Economists had expected growth in nonfarm payrolls of 200,000, based on a survey by data provider FactSet.
The wage increase was below economists' forecasts for a 2.8% gain over the past 12 months. The unemployment rate held at a 17-year low of 4.1% for the fifth straight month; economists had expected the rate to drop to 4%.
The report could damp speculation that growth in workers' average earnings, which has been elusive as economic growth accelerates, might push the Federal Reserve to speed up its pace of interest-rate increases to keep the economy from overheating and tamp down inflation. A report last month that wages rose 2.9% from the prior year rattled markets, as some traders bet the central bank might raise rates by a quarter percentage point four times this year, instead of the three hikes forecast by Fed officials.
Futures contracts on the Standard & Poor's 500 rose 0.8% after the report, implying gains when the stock market opens on Friday.
"This gives the Fed a little bit of breathing room and allows them to normalize at a gradual pace," said Charlie Ripley, senior investment strategist at money manager Allianz Investment Management in Minneapolis.
Fed policymakers have been flummoxed by stubbornly low inflation readings, even with unemployment low and President Donald Trump's tax cuts set to deliver a windfall to U.S. companies.
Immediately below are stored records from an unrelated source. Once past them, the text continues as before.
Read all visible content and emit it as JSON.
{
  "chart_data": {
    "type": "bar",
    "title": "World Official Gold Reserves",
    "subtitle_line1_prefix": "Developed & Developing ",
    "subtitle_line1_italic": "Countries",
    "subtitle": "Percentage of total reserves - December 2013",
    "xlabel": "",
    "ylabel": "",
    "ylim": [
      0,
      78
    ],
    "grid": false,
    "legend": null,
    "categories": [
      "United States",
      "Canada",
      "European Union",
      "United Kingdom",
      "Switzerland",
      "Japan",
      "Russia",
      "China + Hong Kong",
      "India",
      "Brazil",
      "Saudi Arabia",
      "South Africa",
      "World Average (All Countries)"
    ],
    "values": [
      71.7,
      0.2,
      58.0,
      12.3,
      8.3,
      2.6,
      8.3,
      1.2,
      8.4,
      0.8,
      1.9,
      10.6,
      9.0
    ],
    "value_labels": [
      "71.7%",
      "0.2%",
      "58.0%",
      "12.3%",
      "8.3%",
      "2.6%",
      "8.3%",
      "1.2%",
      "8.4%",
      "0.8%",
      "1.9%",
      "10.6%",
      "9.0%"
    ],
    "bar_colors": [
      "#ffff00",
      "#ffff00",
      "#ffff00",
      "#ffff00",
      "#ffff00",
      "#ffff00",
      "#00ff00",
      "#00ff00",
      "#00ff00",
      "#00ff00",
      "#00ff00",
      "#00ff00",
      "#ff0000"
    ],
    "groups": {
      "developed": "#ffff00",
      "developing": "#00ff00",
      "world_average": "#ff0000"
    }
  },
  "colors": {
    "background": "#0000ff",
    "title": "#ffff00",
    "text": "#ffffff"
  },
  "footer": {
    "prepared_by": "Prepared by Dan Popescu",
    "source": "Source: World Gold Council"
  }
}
Demand for workers typically leads to wage increases, seen as a key driver of consumer price increases.
Fed officials, led by Chairman Jerome Powell, said they plan to keep the economy from overheating, while signaling in recent statements that the pace of rate increases would be "gradual."
The central bank's monetary-policy committee raised interest rates three times in 2017, bringing the target to a range of 1.25% to 1.5% from near zero before the central bank started the current hiking cycle in late 2015. A rate increase at a Fed meeting this month is deemed by most traders to be a near certainty.
"To the extent that they can continue at the slow gradual pace they're at right now, that should be good for markets," Ripley said.